Area(s) of Practice:
Estate Planning & Administration, Tax Law

Many people are aware that since 1994, all charitable contributions of $250 or more must be acknowledged in writing, prior to the earlier of the donor's income tax filing or the due date (with extensions) of the donor's return. If the donor does not receive a timely acknowledgment, the donor can't take an income tax deduction for the contribution. This is a "hard and fast" rule. For example, if you file your return on April 1 and take the deduction, but the written acknowledgment is dated April 15, you will not only owe the tax and interest, but potentially penalties.

This means that if you make a contribution of $250 or more to your own foundation, you still must give yourself a written acknowledgement of that contribution, or you will not be able to deduct it on your income tax return.

The form of acknowledgment can be quite simple. It need only describe the gift (giving the amount, if cash), the date of the gift, and whether or not the donor received any goods or services in exchange for any part of the gift (in the case of a donation to your own foundation, you generally cannot receive any goods or services in exchange). For example:

The John Doe Foundation acknowledges your gift of 100 shares of the common stock of Widget Publicly-Held Corp. on November 1, 2004. No goods or services were provided to you in exchange for any part of this contribution.

IRS publication 1771, Charitable Contributions - Substantiation and Disclosure Requirements, indicates that the acknowledgement can even be made by email. But the email should indicate that it's being sent in an official capacity (i.e., as an officer, trustee or other agent of the foundation). Note that a cancelled check does not satisfy the requirement.

The acknowledgment requirement applies on a gift-by-gift basis. For example, if you give only $200 a month for 12 months, no acknowledgment is required, even though the total annual contributions are $2,400.

You may acknowledge multiple gifts in a single acknowledgment. For example, if you gave $10,000 in January, and $50,000 in December, the foundation need only give you one acknowledgment (but a separate acknowledgment for each gift is okay, too).
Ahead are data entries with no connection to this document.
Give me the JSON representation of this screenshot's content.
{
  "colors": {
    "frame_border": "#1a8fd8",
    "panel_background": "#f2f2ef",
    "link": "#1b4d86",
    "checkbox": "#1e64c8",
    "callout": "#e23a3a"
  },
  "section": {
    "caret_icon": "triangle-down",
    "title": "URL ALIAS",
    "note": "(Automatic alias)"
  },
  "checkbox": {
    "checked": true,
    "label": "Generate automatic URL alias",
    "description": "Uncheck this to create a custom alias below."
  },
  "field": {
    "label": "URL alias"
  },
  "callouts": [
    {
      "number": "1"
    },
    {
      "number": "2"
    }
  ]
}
You should keep the written acknowledgment with your tax records (don't include it with your filed return).

The Internal Revenue Code (Section 170(f)(8)(D)) provides that, pursuant to regulations to be issued, a charity may substantiate the information on its tax return in lieu of providing a written acknowledgment to the donor. Once those regulations are issued, your foundation may opt to use the method set forth in those future regulations. Until those regulations are issued, you must continue to have your foundation give you a written acknowledgment of any contribution having a value of $250 or more.

Note that the above rules apply in the case of donations to any charity, not just private foundations. But we have found that they are especially likely to be overlooked by private foundations and their donors.